Imaging Renal Urea Handling in Rats at Millimeter Resolution Using Hyperpolarized Magnetic Resonance Relaxometry

In this study, in vivo T2 heterogeneity of hyperpolarized [(13)C,(15)N(2)]urea in rat kidney has been investigated. Selective quenching of the vascular hyperpolarized (13)C signal with a macromolecular relaxation agent revealed that a long T2 component of the [(13)C,(15)N(2)]urea signal originated from the renal extravascular space, thus allowing the vascular and renal filtrate contrast agent pools of the [(13)C,(15)N(2)]urea to be distinguished via multiexponential analysis. The T2 response to induced diuresis and antidiuresis was determined using 2 imaging agents—hyperpolarized [(13)C,(15)N(2)]urea and hyperpolarized bis-1,1-(hydroxymethyl)-1-(13)C-cyclopropane-(2)H(8) (control agent).
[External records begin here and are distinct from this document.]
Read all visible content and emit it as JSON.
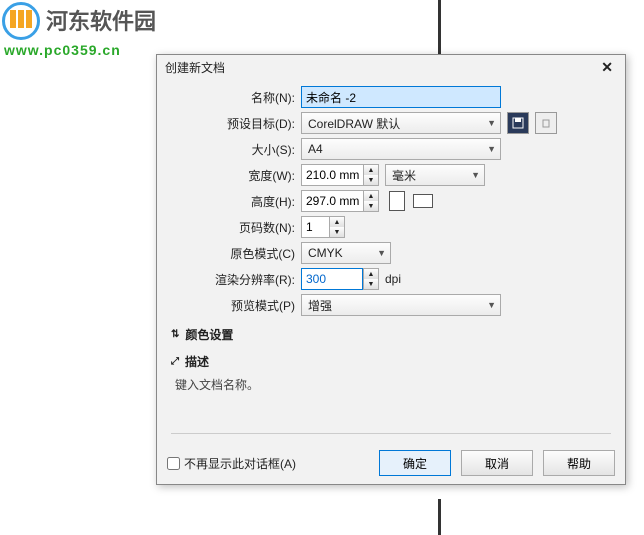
{
  "watermark": {
    "site_name": "河东软件园",
    "url": "www.pc0359.cn"
  },
  "dialog": {
    "title": "创建新文档",
    "labels": {
      "name": "名称(N):",
      "preset": "预设目标(D):",
      "size": "大小(S):",
      "width": "宽度(W):",
      "height": "高度(H):",
      "pages": "页码数(N):",
      "colormode": "原色模式(C)",
      "resolution": "渲染分辨率(R):",
      "preview": "预览模式(P)"
    },
    "values": {
      "name": "未命名 -2",
      "preset": "CorelDRAW 默认",
      "size": "A4",
      "width": "210.0 mm",
      "height": "297.0 mm",
      "width_unit": "毫米",
      "pages": "1",
      "colormode": "CMYK",
      "resolution": "300",
      "resolution_unit": "dpi",
      "preview": "增强"
    },
    "sections": {
      "color_settings": "颜色设置",
      "description_title": "描述",
      "description_text": "键入文档名称。"
    },
    "footer": {
      "dont_show": "不再显示此对话框(A)",
      "ok": "确定",
      "cancel": "取消",
      "help": "帮助"
    }
  }
}
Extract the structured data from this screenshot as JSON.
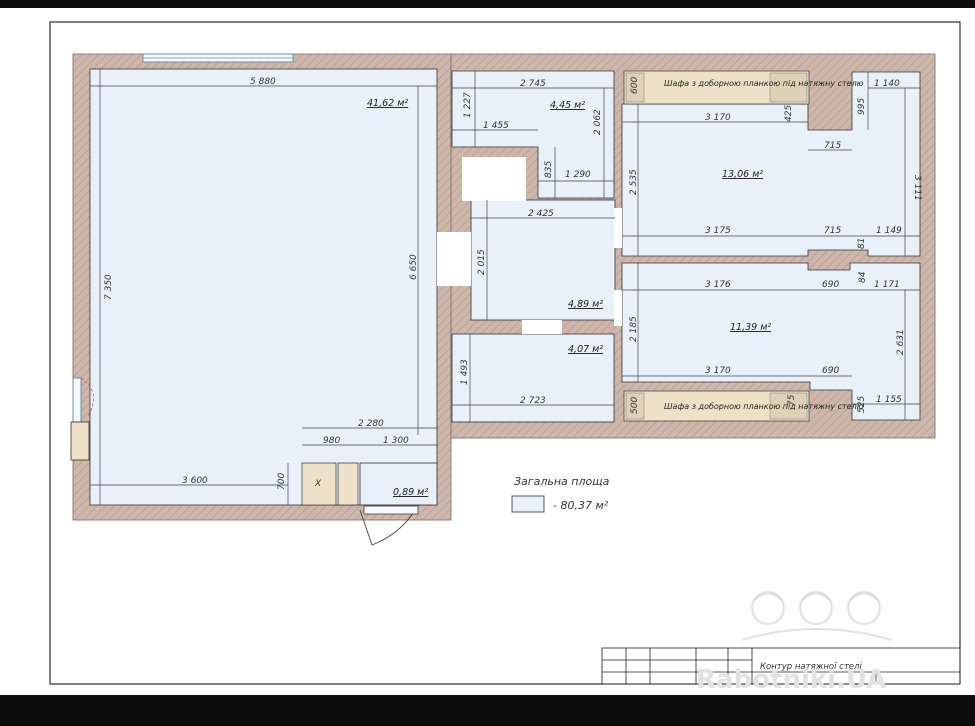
{
  "colors": {
    "wall": "#c9b2a6",
    "room": "#e8f0fa",
    "wardrobe": "#ede2c8",
    "dim_line": "#444444",
    "frame": "#000000"
  },
  "rooms": {
    "living": {
      "area": "41,62 м²",
      "w_top": "5 880",
      "h_left": "7 350",
      "h_right": "6 650",
      "w_bottom": "3 600",
      "step_w": "2 280",
      "step_a": "980",
      "step_b": "1 300",
      "step_h": "700",
      "closet_mark": "X"
    },
    "room_a": {
      "area": "4,45 м²",
      "w_top": "2 745",
      "h_left": "1 227",
      "w_mid": "1 455",
      "h_right": "2 062",
      "h_notch": "835",
      "w_bottom": "1 290"
    },
    "room_b": {
      "area": "4,89 м²",
      "w_top": "2 425",
      "h_left": "2 015"
    },
    "room_c": {
      "area": "4,07 м²",
      "h_left": "1 493",
      "w_bottom": "2 723"
    },
    "bed1": {
      "area": "13,06 м²",
      "wardrobe_h": "600",
      "wardrobe_text": "Шафа з доборною планкою під натяжну стелю",
      "w_top": "3 170",
      "notch_h": "425",
      "right_w": "1 140",
      "right_h": "995",
      "notch_w": "715",
      "h_right": "3 111",
      "h_left": "2 535",
      "w_bottom": "3 175",
      "b_notch_w": "715",
      "b_right_w": "1 149",
      "b_notch_h": "81"
    },
    "bed2": {
      "area": "11,39 м²",
      "w_top": "3 176",
      "notch_w": "690",
      "notch_h": "84",
      "right_w": "1 171",
      "h_left": "2 185",
      "h_right": "2 631",
      "w_bottom": "3 170",
      "b_notch_w": "690",
      "wardrobe_h": "500",
      "wardrobe_text": "Шафа з доборною планкою під натяжну стелю",
      "b_notch_h": "75",
      "b_right_h": "525",
      "b_right_w": "1 155"
    },
    "small": {
      "area": "0,89 м²"
    }
  },
  "legend": {
    "title": "Загальна площа",
    "value": "- 80,37 м²"
  },
  "stamp": {
    "caption": "Контур натяжної стелі"
  },
  "watermark": {
    "text": "Rabotniki.UA"
  },
  "icons": [
    "door-swing-icon",
    "window-icon",
    "hardhat-worker-icon"
  ]
}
During antidiuresis, large T2 increases in the inner medulla and papilla were observed using the former agent only. Therefore, [(13)C,(15)N(2)]urea relaxometry is sensitive to the following 2 steps of the renal urea handling process: glomerular filtration process and inner medullary urea transporter-A1- and urea transporter-A3-mediated urea concentrating process. To aid multiexponential data analysis, simple motion correction and subspace denoising algorithms are presented. Furthermore, a T2-edited, ultralong echo time sequence was developed for sub-2 mm(3) resolution 3-dimensional encoding of urea by exploiting relaxation differences in the vascular and filtrate pools.